Summary
This report sets out the progress and learning from the first phase of the COVID-19 pandemic in informing advice and recommendations to government and the social care sector.
The Social Care Sector COVID-19 Support Taskforce was commissioned in June 2020, with this report seeing the completion of its work in August 2020. The taskforce was set up to oversee the delivery of two packages of support that the government had put in place for the care sector: the Social Care Action Plan and the Care Home Support Plan.
In addition, the taskforce was asked to support the government's work on community outbreaks – areas of the country that needed particular help and intervention to deal with higher rates of infection – and advising and supporting local places to consider and respond to reducing the risk of infection in care homes and the wider social care sector. Its further remit was to provide advice on the requirements for the response to COVID-19 in the next few months, ahead of and into winter.
Content
The taskforce carefully considered an extensive range of issues in relation to the social care sector as a whole, brought together as key themes. These included the provision of personal protective equipment, COVID-19 testing arrangements, the winter flu vaccination programme, infection prevention and control, and issues of funding. The taskforce examined a number of issues relating to the workforce and family carers (unpaid), including how best to restrict the movement of people between care and health settings. Among other themes, the taskforce reviewed the role of clinical support within the sector, the availability and application of insights from data, and implications of inspection and regulation.

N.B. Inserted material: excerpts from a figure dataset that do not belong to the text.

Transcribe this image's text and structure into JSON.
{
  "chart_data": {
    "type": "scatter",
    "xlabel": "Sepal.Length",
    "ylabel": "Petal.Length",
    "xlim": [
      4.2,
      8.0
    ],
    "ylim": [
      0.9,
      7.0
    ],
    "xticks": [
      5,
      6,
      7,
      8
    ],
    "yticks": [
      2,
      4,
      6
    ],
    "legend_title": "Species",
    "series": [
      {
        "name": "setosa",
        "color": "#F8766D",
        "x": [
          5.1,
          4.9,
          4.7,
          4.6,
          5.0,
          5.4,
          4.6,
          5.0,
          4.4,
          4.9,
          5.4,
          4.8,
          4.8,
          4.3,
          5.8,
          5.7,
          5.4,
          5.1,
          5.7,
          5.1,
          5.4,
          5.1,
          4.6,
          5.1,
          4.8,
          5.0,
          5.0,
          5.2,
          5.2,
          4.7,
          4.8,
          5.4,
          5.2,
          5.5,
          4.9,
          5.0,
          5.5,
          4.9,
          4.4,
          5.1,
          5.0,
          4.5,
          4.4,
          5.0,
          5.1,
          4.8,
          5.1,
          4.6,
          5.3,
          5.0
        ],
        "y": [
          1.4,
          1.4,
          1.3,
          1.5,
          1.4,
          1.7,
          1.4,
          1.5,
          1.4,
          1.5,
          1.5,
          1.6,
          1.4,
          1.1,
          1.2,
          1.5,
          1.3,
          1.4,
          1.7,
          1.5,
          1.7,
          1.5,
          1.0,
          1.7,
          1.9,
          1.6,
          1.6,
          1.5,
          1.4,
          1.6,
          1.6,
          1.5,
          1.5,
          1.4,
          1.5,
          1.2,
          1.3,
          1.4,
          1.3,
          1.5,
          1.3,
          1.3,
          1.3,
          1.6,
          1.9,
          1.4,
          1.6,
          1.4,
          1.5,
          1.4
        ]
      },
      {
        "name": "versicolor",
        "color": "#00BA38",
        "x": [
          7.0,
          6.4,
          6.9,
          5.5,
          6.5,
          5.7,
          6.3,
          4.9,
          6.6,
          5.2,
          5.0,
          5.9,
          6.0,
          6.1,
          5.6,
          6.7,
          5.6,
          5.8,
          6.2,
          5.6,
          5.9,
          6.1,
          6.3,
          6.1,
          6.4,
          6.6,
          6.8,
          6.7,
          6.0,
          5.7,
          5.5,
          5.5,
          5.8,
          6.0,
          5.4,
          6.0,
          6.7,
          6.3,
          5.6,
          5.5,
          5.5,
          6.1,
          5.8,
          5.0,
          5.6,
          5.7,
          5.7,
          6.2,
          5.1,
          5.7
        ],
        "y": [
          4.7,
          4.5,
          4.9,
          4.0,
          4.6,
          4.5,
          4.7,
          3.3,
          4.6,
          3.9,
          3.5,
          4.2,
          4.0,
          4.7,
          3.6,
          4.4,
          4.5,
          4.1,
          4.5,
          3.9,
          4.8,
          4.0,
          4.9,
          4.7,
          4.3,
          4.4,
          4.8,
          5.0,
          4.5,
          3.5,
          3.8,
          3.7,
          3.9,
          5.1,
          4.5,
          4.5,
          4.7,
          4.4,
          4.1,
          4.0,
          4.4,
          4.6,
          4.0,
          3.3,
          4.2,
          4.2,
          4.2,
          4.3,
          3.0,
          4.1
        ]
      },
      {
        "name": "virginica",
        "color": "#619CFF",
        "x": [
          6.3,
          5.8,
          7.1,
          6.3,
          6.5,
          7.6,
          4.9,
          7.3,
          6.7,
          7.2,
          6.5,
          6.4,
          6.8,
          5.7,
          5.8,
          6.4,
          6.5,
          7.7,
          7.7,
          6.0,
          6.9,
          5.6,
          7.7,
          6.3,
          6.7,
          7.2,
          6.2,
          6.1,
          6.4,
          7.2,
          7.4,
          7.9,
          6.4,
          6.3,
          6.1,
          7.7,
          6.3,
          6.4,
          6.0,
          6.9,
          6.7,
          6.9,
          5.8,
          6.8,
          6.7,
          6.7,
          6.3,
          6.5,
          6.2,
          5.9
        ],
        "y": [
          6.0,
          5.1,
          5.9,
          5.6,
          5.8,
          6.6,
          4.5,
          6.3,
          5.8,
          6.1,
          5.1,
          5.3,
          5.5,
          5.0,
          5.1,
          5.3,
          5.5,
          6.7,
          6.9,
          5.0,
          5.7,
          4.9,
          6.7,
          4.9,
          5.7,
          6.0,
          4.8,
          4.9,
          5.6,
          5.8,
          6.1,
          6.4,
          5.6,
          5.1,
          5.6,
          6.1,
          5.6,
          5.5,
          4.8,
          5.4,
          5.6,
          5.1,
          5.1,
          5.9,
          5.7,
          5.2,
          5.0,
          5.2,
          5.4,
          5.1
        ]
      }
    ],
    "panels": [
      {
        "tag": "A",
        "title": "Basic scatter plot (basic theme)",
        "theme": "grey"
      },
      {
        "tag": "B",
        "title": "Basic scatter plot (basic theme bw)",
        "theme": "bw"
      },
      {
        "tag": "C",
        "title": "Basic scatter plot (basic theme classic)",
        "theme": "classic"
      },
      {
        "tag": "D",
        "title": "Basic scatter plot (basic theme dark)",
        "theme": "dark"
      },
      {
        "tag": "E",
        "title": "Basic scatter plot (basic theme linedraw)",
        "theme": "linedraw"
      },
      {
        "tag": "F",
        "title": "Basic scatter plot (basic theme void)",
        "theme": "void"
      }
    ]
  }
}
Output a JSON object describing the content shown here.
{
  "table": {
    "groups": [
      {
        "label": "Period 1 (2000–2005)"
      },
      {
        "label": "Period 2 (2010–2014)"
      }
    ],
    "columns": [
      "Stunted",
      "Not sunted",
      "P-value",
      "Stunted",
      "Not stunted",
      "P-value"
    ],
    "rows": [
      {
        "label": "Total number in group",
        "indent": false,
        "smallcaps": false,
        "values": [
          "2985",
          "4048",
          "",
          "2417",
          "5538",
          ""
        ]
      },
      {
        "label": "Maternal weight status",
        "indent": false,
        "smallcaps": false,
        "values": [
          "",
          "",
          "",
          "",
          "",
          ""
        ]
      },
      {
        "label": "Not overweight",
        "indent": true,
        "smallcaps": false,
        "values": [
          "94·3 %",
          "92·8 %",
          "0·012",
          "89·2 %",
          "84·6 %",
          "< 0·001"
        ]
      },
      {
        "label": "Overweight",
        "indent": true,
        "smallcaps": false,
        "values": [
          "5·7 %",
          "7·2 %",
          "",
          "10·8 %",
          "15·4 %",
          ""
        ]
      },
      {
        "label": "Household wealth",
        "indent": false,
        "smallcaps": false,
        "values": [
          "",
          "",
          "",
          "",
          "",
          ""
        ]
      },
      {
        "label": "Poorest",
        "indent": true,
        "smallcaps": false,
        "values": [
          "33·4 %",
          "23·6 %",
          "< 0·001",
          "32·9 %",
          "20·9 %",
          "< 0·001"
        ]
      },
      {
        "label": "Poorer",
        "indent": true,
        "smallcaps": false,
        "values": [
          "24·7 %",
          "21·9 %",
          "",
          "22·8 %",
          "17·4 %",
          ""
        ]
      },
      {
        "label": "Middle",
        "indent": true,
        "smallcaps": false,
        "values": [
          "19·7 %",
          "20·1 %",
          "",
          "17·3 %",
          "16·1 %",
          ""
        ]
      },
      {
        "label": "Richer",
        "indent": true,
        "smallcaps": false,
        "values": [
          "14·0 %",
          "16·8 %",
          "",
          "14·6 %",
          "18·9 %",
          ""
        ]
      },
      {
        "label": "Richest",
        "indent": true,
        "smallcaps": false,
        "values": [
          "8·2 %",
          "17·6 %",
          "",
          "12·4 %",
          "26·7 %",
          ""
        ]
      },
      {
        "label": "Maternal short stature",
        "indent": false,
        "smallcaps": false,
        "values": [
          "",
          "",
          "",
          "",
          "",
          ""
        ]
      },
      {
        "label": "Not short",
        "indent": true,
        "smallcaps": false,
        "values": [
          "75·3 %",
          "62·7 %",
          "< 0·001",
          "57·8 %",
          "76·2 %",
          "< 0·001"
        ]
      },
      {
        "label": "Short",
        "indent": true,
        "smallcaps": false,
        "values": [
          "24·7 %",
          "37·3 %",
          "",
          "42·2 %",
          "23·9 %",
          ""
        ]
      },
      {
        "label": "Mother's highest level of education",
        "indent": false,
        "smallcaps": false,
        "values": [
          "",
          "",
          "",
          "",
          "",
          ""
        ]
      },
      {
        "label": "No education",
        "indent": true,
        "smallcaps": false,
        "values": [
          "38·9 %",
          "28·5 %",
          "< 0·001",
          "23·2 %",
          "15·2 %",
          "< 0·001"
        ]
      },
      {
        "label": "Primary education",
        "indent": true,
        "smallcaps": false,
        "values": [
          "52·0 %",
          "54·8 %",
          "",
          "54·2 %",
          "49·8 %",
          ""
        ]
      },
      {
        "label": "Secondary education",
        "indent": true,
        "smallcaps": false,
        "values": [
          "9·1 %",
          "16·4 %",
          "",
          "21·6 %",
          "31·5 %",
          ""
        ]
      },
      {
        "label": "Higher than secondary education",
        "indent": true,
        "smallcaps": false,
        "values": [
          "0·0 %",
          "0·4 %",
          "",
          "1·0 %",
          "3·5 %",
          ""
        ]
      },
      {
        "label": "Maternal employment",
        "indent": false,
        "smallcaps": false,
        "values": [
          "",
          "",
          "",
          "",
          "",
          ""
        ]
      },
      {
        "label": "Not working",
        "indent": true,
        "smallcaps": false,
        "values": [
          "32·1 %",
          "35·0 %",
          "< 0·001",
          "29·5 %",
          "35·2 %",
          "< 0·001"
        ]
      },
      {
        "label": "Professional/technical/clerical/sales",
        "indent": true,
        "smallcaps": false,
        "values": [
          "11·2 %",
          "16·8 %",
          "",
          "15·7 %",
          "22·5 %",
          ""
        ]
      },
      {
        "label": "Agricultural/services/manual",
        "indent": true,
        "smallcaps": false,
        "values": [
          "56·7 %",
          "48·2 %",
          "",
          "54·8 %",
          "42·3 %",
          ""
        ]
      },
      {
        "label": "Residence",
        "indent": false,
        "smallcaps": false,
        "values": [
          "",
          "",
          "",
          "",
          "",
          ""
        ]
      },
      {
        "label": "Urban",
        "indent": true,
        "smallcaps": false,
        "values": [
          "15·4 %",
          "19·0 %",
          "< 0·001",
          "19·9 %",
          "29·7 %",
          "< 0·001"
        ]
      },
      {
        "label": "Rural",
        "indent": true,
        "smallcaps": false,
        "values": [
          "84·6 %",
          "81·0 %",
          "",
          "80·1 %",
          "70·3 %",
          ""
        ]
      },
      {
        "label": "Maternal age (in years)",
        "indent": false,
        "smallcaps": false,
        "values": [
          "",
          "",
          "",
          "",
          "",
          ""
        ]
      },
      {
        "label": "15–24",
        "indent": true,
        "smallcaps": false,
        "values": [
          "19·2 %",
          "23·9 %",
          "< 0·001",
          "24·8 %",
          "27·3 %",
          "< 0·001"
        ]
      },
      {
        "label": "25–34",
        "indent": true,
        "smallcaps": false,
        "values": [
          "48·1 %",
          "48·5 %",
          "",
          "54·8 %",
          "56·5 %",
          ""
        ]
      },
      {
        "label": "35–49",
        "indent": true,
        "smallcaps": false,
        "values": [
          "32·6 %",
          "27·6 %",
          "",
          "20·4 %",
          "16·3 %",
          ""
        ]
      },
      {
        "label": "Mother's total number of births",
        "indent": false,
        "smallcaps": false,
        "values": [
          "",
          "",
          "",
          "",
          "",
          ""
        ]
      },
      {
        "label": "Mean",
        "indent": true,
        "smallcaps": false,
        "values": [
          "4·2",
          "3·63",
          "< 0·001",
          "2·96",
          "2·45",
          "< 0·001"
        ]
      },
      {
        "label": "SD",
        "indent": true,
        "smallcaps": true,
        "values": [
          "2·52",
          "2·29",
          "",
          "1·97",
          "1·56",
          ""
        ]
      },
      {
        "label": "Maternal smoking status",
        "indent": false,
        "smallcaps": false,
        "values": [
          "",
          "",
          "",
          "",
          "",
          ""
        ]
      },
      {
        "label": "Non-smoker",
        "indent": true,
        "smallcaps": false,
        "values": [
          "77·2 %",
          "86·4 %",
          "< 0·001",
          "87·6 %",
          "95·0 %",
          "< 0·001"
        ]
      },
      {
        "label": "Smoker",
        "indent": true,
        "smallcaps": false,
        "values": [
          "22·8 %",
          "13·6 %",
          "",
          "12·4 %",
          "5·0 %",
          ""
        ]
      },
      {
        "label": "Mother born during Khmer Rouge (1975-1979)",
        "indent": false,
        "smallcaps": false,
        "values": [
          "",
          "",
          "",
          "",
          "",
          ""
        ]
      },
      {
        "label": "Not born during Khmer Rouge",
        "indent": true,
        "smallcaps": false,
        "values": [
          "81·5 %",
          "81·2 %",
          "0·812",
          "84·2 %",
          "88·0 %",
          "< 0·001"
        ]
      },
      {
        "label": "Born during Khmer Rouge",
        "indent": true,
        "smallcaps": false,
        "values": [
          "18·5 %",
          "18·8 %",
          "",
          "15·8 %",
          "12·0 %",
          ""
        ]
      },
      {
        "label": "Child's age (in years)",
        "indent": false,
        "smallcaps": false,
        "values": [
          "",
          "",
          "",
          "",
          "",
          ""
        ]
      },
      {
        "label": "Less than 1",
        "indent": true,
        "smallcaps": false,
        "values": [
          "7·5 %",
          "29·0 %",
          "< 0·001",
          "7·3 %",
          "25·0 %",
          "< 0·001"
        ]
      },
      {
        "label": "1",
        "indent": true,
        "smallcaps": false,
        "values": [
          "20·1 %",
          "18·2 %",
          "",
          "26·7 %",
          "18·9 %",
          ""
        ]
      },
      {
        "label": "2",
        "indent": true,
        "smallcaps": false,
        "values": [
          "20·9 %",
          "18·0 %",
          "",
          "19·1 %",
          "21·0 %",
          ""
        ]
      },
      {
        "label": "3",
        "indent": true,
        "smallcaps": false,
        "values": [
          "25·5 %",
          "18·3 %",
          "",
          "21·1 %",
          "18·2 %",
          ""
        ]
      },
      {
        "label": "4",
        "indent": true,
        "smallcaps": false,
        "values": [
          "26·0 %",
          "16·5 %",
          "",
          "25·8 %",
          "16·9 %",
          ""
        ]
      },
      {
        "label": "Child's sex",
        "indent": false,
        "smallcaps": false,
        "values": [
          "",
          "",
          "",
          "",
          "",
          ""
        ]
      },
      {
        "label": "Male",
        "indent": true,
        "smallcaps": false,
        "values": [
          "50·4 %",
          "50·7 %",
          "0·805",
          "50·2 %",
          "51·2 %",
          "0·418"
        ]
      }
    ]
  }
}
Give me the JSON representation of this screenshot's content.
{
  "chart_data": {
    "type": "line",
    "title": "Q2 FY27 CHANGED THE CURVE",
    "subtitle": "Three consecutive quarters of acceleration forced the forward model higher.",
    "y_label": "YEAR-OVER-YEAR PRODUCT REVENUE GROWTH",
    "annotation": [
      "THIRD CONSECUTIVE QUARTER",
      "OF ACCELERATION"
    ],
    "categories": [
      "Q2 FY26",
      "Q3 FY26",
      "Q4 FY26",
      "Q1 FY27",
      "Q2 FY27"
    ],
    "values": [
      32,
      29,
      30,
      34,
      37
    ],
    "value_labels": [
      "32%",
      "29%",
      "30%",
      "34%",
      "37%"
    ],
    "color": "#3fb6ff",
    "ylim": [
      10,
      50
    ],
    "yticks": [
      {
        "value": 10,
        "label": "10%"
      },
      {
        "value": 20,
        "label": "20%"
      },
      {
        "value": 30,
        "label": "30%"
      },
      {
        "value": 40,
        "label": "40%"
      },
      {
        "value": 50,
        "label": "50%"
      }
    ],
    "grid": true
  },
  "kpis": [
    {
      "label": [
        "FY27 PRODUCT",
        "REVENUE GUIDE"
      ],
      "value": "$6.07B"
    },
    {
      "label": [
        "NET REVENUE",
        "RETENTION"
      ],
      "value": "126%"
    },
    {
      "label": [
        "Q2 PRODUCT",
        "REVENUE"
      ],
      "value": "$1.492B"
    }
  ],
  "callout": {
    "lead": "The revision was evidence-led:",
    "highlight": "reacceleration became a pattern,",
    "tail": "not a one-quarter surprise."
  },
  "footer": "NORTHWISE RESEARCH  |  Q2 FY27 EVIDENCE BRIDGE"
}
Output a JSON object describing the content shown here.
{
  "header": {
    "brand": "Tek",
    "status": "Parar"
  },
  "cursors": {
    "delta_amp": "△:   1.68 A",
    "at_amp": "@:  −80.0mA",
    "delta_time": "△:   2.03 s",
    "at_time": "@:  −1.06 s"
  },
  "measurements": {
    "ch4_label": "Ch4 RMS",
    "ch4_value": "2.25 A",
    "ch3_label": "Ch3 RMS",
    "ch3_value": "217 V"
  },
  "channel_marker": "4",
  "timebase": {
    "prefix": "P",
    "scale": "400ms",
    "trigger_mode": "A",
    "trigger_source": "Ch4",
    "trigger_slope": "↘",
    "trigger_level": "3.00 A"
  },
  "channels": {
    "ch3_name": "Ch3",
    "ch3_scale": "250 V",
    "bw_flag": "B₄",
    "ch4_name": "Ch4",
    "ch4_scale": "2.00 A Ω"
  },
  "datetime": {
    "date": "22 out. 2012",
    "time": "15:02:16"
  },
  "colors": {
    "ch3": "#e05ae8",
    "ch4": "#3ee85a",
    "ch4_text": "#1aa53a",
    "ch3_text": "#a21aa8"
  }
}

This report sets out the action that will need be taken to reduce the risk of transmission of COVID-19 in the sector, both for those who rely on care and support, and the social care workforce. This report sets out how we can enable people to live as safely as possible while maintaining contacts and activity that enhance the health and wellbeing of service users and family carers.
Throughout this report, a number of recommendations are made based on learning from the first phase of the pandemic. They range from 'quick wins' to consideration of topics that will require a degree of more substantial change and/or additional resource. In addition, there are a number of supporting recommendations in the annexed reports of the subject-specific advisory groups, which should be considered in tandem with the main report recommendations.